Built through dense accumulations of acrylic medium or foam and imbued with almost cinematic color, Beavers's works are at once repulsive and alluring, highlighting the gap between our digital and physical lives and how we consume, desire, and fashion ourselves to reflect contemporary culture. Deriving their titles from the captions or comments that originally accompanied her source imagery, Beavers actively anticipates that her works will be posted, shared, and re-shared across online platforms. Although composed from social media streams and destined to be reabsorbed by them, the stubborn materiality of Beavers's paintings resists the logic of digital reproduction.

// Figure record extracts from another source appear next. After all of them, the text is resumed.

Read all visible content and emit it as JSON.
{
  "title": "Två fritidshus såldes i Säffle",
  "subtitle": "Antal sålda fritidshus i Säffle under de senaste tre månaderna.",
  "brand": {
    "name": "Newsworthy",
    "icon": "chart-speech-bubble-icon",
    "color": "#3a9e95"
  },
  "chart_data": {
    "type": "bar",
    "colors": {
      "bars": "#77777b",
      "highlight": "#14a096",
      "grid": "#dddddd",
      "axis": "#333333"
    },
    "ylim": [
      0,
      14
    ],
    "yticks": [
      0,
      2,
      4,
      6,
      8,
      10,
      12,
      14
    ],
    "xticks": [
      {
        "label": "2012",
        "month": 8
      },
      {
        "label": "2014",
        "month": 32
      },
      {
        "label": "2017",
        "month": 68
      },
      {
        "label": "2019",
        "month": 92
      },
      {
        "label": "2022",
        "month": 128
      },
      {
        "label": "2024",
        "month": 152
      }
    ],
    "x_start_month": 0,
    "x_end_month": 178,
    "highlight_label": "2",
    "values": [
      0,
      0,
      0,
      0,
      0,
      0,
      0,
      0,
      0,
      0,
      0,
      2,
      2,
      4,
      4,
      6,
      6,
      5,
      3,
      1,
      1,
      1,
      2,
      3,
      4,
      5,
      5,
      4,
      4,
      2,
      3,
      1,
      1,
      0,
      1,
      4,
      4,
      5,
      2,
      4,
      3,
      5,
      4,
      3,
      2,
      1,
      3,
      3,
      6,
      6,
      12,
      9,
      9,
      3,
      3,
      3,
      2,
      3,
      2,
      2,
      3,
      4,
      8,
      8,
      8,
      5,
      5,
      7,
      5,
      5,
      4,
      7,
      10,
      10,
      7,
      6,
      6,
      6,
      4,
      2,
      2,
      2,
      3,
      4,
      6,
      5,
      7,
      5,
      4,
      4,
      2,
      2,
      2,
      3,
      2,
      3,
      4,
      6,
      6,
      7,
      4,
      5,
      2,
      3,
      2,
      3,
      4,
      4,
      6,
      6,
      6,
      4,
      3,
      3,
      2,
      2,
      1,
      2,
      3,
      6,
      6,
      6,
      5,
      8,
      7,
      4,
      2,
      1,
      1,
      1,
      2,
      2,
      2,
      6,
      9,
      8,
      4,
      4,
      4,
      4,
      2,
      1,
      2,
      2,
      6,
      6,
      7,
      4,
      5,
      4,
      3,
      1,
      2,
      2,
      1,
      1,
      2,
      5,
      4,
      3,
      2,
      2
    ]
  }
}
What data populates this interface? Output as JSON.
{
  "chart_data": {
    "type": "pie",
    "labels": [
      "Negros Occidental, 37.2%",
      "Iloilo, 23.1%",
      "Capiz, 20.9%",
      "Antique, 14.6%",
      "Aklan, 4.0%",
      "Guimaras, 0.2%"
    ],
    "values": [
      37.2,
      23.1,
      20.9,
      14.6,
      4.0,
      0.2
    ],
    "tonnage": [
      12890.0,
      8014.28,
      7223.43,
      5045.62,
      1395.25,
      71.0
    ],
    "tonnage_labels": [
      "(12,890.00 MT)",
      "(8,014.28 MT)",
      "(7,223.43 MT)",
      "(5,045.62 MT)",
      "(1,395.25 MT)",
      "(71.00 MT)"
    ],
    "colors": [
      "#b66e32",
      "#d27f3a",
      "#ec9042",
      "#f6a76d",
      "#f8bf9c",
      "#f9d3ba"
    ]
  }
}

The Life I Deserve opens with a selection of “food porn” paintings, from slabs of raw meat to a rainbow-colored soft-serve cone, which allude both directly and indirectly to the body, pointing both to literal and virtual modes of consumption and desire. A small central gallery grapples with consumer culture in a different way: each exhibit the artist's interest in the history of painting as filtered through mashups of art and kitsch: fingernails painted with reproductions of art-historical masterworks like the Mona Lisa and Van Gogh's Starry Night rendered in bacon. The exhibition concludes with a gallery focused on Beavers's representation of the human body, pointing to the often troubling politics of selfhood in the emotional and social spaces of the Internet.